Lymphedema Therapy Keeps Hayti Businesswoman Moving
Bobby Carter drives 200 miles round trip every time she comes to SoutheastHEALTH for treatment for lymphedema. The 67-year-old from Hayti, Mo., says the skilled care she receives is worth the more than two hours in the car she drives each time.
"I used to come every day when I first started treatments," she says. "Then it was three times a week. Now I come for treatments on and off to keep myself well."
Carter is a self-motivator. The owner and director of Carter Funeral Home, she has been caring for the deceased and their families since 1994. Three years ago, she woke up one morning and found her leg was swollen.
"I didn't think anything of it at first," she says. "I took a water pill and kept going. Then the other leg swelled up."
At first, her doctor thought the swelling was due to Carter's blood pressure medication and changed her prescription. The swelling, however, got worse. " My legs were so swollen, they doubled in size. "
"I couldn't bend my legs hardly at all and the skin on my legs was very hard and tight."
Carter persisted, seeking medical advice from doctors practicing as far away as Florida. She was examined for an abdominal aneurysm, blockages in her urinary tract system and even heart problems. In 2015, after two years of seeking an answer, a vein specialist finally diagnosed her with lymphedema.
Lymphedema, characterized as a chronic, lifelong condition, is caused when there is an injury to – or malfunction of – the lymphatic system in the body. The system is a network or series of vessels that move or drain waste and fluids from the body and is vital for the body's immune response. If the system malfunctions, fluid builds up in the tissues, resulting in swelling and painful hardening of the skin in the legs or arms.
It can be caused by a congenital malformation of the lymph nodes or by injury or surgical removal of lymph nodes, which occurs for some cancers and, in particular, breast cancer. Women who have undergone radiation therapy to treat their cancer in addition to lymph node removal are at an even higher risk for developing lymphedema.
Carter did have a history of cancer, but it is unknown in her case if radiation triggered the lymphedema years after her cancer was treated. In talking with a nurse at the Southeast Cancer Center, Carter was told about a specialty clinic at Southeast HealthPoint Rehabilitation that focused on lymphedema care and symptom management.
Managing the Symptoms
"I was persistent because I knew something could be done," Carter says. "Once I learned that there was a clinic specifically for lymphedema, I immediately asked my doctor for a referral."
The Southeast HealthPoint Lymphedema Clinic is in high demand because of its consistent track record in helping patients learn how to manage their symptoms. Leading the clinic is Certified Lymphedema Therapist Angela Garrett, DPT, CLT. Garrett evaluates every patient referred to the Clinic. "We go over a patient's medical and family history and their lymphedema symptoms," says Garrett. "I also measure and track leg circumference and check volume measurements for the arms.
Patients learn to self-manage their lymphedema in a variety of ways.
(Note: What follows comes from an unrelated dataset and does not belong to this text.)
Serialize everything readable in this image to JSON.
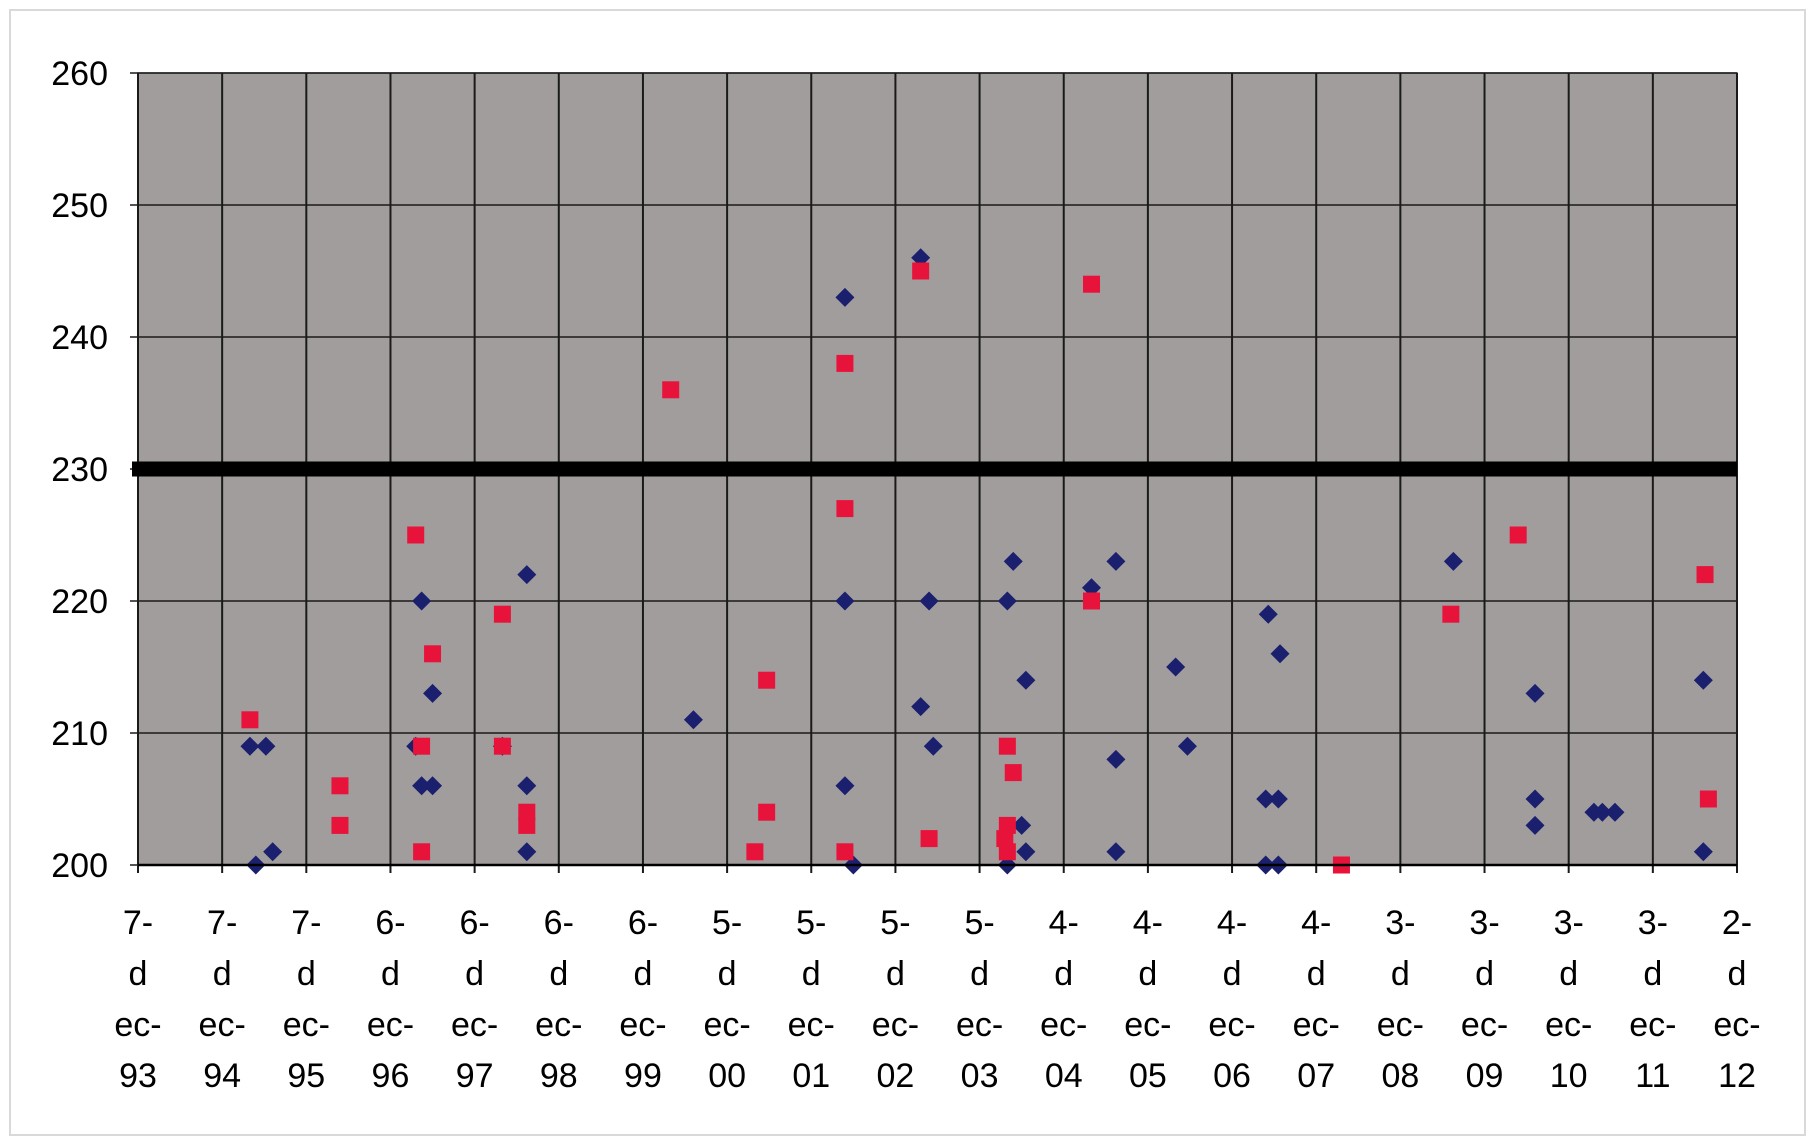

The core of the management program is Complete Decongestive Therapy (CDT), which helps to decrease swelling. "It's the gold standard of lymphedema management," says Garrett.
Carter, who was determined to attend a family wedding pain free, started lymphedema therapy last August. "I couldn't believe that such a light massage would help me at first," she says with a smile. "But within four days, I noticed a vast difference. I drove here every day and by the time I went to the wedding, my swelling had gone down and my shoes fit. I was very happy."
Over time, Carter reduced the number of trips from Hayti to Cape Girardeau from five days to three days a week. She now comes to the Lymphedema Clinic every few months.
"She is a great patient because she understands the importance of doing the self-manual lymph drainage massage and wearing her compression garments every day," says Garrett. "When she came in the first time, I couldn't move the skin on her legs at all because of the tightness of her skin. They were so hard and swollen, the skin felt like a rock. With a few weeks, though, the tightness got better. We continue to see improvement every time we see her."
Carter took charge of her care and was taught the manual lymph drainage massage technique. She purchased a pneumatic compression device for her legs, which she uses every night before she goes to bed. In the morning, before she leaves her home, she puts on compression stockings.
"'Can't' is a very defeating word," she explains. "I've been told that this is a lifelong condition and I will have to work at it to keep me moving. Because of that, I make the time and the effort to do all the steps necessary to keep the swelling away.
Carter adds, "For me, the Lymphedema Clinic has been wonderful. I think I receive excellent care and I give them an A+!"